In Germany, it is perfectly normal to separate waste into different garbage containers so that it can be recycled — “green” bins, bins for paper/cardboard recyclables, and yellow waste sacks for recyclable plastics. The situation is often different in the lab, where plastic waste is not always recycled and instead ends up in the general residual waste, which is then burned in a waste incineration plant so that the resulting energy can be used in downstream processes. For potentially contaminated single-use products like reaction tubes, cell culture dishes or pipette tips, this makes sense from the point of safety considerations and is a legal requirement.

But many uncontaminated products, which are also made of unmixed, high-quality plastics, could be sorted out from the waste without any problems and then recycled. These valuable raw materials are irretrievably lost when waste is disposed of using incineration methods. The following cases are examples that show a number of alternative possibilities:

  • Takebacks for recycling of sorted, single-type materials: pipette tip racks that are made of a single plastic, e.g. PET or PP, and are not contaminated, can be disposed of as “yellow waste” in Germany. Companies like Starlab make it even easier by offering customers a dedicated takeback service for all racks made of single-type, high-quality polypropylene [11]. These are collected and either given back out to customers to use with the refilling system, or sent to a disposal firm for recycling, e.g. in the UK. Although it is technically not yet possible to manufacture new pipette tip racks from the PP taken from old racks, recycled polypropylene can be found in many durable products, such as, pallets or garden furniture [12].
  • Lab gloves: According to a waste management audit at the University of Washington, lab gloves can account for around 23% of the total lab waste that needs to be disposed of [13], and particularly in cell and molecular biology labs scientists often use several pairs in a single day.

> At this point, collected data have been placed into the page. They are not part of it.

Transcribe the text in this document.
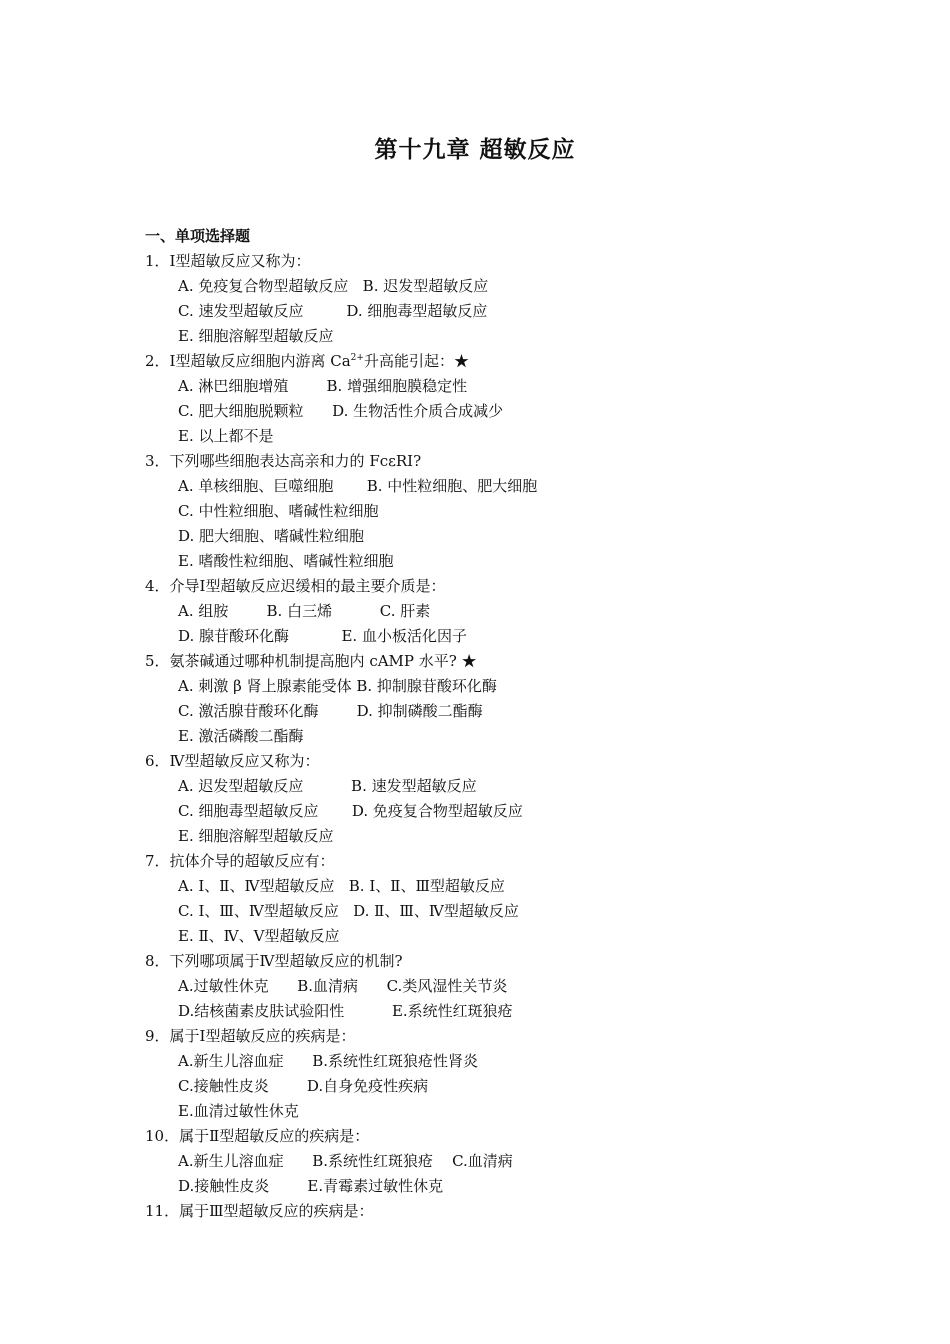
第十九章 超敏反应
一、单项选择题
1．Ⅰ型超敏反应又称为：
A. 免疫复合物型超敏反应   B. 迟发型超敏反应
C. 速发型超敏反应         D. 细胞毒型超敏反应
E. 细胞溶解型超敏反应
2．Ⅰ型超敏反应细胞内游离 $Ca^{2+}$升高能引起：★
A. 淋巴细胞增殖        B. 增强细胞膜稳定性
C. 肥大细胞脱颗粒      D. 生物活性介质合成减少
E. 以上都不是
3．下列哪些细胞表达高亲和力的 FcεRⅠ?
A. 单核细胞、巨噬细胞       B. 中性粒细胞、肥大细胞
C. 中性粒细胞、嗜碱性粒细胞
D. 肥大细胞、嗜碱性粒细胞
E. 嗜酸性粒细胞、嗜碱性粒细胞
4．介导Ⅰ型超敏反应迟缓相的最主要介质是：
A. 组胺        B. 白三烯          C. 肝素
D. 腺苷酸环化酶           E. 血小板活化因子
5．氨茶碱通过哪种机制提高胞内 cAMP 水平? ★
A. 刺激 β 肾上腺素能受体 B. 抑制腺苷酸环化酶
C. 激活腺苷酸环化酶        D. 抑制磷酸二酯酶
E. 激活磷酸二酯酶
6．Ⅳ型超敏反应又称为：
A. 迟发型超敏反应          B. 速发型超敏反应
C. 细胞毒型超敏反应       D. 免疫复合物型超敏反应
E. 细胞溶解型超敏反应
7．抗体介导的超敏反应有：
A. Ⅰ、Ⅱ、Ⅳ型超敏反应   B. Ⅰ、Ⅱ、Ⅲ型超敏反应
C. Ⅰ、Ⅲ、Ⅳ型超敏反应   D. Ⅱ、Ⅲ、Ⅳ型超敏反应
E. Ⅱ、Ⅳ、Ⅴ型超敏反应
8．下列哪项属于Ⅳ型超敏反应的机制?
A.过敏性休克      B.血清病      C.类风湿性关节炎
D.结核菌素皮肤试验阳性          E.系统性红斑狼疮
9．属于Ⅰ型超敏反应的疾病是：
A.新生儿溶血症      B.系统性红斑狼疮性肾炎
C.接触性皮炎        D.自身免疫性疾病
E.血清过敏性休克
10．属于Ⅱ型超敏反应的疾病是：
A.新生儿溶血症      B.系统性红斑狼疮    C.血清病
D.接触性皮炎        E.青霉素过敏性休克
11．属于Ⅲ型超敏反应的疾病是：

However, many of the gloves that are used and thrown away are not contaminated and could easily be recycled. For this reason, Lisa Anderson — a PhD student at UC Davis — launched an initiative for recycling nitrile gloves. After just one year, a total of 2.2 tons of lab gloves had been recycled [14]. She took advantage of the takeback program offered by Kimberly-Clark [15], under which nitrile gloves can be returned and recycled — and this program is also available in Germany. The recycled plastic is then used to manufacture transport crates or park benches [16].
  • Products with recycled plastic materials: Takeback programs and recycling are not the only option — the reverse path is also possible. Some manufacturers use recycled plastic in their products, thereby reducing the use of raw materials and resources. It goes without saying that this is only possible on lab products that do not have the highest quality requirements, for example laboratory flasks [17] or reaction vessel stands [18].

Despite the takeback programs, recycling of single-type plastics and the development of products with a certain proportion of secondary raw materials, downcycling still dominates as the main method of waste disposal. In order to arrive at a genuinely closed, circular economy of the type described by the “cradle-to-cradle” approach, we need to develop corresponding materials that are fully capable of being recycled and allow us to manufacture a product of the same quality again from all the waste we collect. The EU is attempting to promote this approach with its “Strategy for Plastics in the Circular Economy” [19]. Key issues here include the support for and promotion of recycling-friendly designs and the production of environmentally friendly plastics.